ReplyDeleteBut since 1914, England's musical influence has exploded. And more broadly, classical music in the Anglosphere became an important force in the 20th century and continues to be one now. Vaughan Williams, Holst, Walton, Britten have all proven to be very popular composers. So too have Maxwell Davies, Tavener, MacMillan... Then there's the Americans: Copland, Reich, Glass...
And English music, right from the Tudor period to today, has a fairly distinctive 'popular' quality. Our lutenists wrote far fewer fantasias than those on the continent, and almost no intabulations of vocal music -- most of the solo lute music consists of dances and popular melodies. Vaughan Williams wrote for amateurs. Maxwell Davies wrote for schoolchildren and set up a festival for locals. As James MacMillan wrote a few months back, 'Amateur music-making is the jewel in the British crown and is a vital core of the musical ecology of these islands.'
Okay I'm biased. But of all countries, Britain in the last century has had the composers most enthusiastic about (and arguably effective in) popularising classical music. Yet we still suck at music education.
Oh, and I enjoyed Farscape too. Especially Rygel, that imperial slug who expelled helium.
That's an excellent quote from Vaughan Williams! Yes, indeed, classical music has seen a huge resurgence in the UK in the 20th and 21st centuries. And the US as well. But Canada seems to be a bit of a laggard. I always love buttonholing people and asking them to name the three greatest Canadian composers. Long silence is a typical response. Good point about the strong populist and amateur element in English music-making. I wonder, is there some aspect of the British aristocracy that did not lend itself to much patronage? Or what?

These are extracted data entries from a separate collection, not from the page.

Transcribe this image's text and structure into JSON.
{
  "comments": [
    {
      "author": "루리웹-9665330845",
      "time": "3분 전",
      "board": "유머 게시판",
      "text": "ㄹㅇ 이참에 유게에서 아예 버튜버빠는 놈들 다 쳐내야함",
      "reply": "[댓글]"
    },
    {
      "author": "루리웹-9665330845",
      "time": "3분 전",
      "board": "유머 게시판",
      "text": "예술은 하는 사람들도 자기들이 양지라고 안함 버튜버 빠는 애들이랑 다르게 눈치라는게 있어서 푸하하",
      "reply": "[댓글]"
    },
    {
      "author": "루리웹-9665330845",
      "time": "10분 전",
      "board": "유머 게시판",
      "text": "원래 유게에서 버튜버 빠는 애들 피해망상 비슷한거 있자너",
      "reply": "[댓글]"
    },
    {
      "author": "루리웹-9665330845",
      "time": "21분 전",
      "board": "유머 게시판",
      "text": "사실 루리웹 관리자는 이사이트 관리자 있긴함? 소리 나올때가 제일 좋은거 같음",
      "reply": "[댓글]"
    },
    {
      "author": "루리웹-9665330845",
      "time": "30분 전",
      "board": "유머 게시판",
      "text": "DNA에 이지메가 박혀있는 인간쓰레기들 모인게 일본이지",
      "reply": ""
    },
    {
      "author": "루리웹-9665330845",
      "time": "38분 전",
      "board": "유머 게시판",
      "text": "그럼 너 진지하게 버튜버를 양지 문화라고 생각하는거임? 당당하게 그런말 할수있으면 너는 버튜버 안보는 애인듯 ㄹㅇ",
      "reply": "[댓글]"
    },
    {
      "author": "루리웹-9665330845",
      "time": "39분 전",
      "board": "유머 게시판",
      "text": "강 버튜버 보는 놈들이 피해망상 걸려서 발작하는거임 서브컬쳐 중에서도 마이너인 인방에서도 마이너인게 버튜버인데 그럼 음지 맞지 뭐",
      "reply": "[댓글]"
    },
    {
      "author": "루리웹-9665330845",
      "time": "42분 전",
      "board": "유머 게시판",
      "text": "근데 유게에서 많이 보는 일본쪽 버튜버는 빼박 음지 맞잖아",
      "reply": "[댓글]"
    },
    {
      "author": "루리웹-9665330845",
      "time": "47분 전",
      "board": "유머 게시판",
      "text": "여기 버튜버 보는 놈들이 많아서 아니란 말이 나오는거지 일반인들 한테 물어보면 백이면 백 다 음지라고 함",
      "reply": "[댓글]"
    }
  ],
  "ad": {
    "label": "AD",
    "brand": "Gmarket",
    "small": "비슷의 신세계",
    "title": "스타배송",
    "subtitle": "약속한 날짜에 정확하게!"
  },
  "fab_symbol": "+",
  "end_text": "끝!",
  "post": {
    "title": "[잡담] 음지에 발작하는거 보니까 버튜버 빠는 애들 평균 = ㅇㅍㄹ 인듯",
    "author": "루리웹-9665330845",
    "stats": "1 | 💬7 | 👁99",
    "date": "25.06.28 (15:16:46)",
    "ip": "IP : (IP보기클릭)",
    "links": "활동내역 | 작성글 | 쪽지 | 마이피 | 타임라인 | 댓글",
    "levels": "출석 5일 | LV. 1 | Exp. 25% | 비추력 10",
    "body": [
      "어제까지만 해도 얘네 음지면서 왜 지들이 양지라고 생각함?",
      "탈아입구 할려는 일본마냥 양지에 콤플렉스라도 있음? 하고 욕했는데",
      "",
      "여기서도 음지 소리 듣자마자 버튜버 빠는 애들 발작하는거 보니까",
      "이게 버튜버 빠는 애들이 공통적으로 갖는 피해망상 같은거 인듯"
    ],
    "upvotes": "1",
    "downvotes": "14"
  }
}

ReplyDeleteAh yes, Rygel, one of the more interesting characters in science fiction! But I was more, ahem, drawn to Aeryn Sun, played by Claudia Black.
How could I have possibly forgotten to mention the best sci-fi tv of all? Firefly! Despite Joss Whedon's recent escapades...
Browsing around, The Oxford Companion to Music offers one theory:
ReplyDelete‘One of the impediments to the international recognition of English music in this period [19th century] was the long-standing lack of a truly competitive system of musical education. Outside the church, apprenticeship was still the norm, and the Royal Academy of Music (founded in 1822) catered originally only for junior pupils. The English musical public came more and more to appreciate European composers and performers to the detriment of those born and trained in England … [he then lists a bunch of examples] … English performers lacked the virtuoso skills to maintain their appeal, while composers, unless like Sterndale Bennett they studied abroad, tended to be limited in their vision.’
So were the aristocrats busy snapping up foreign musicians?
Ah, Firefly. Yes, with the exception of Dollhouse, Whedon really went downhill after that. Agents of Shield is so glossy, has no edge.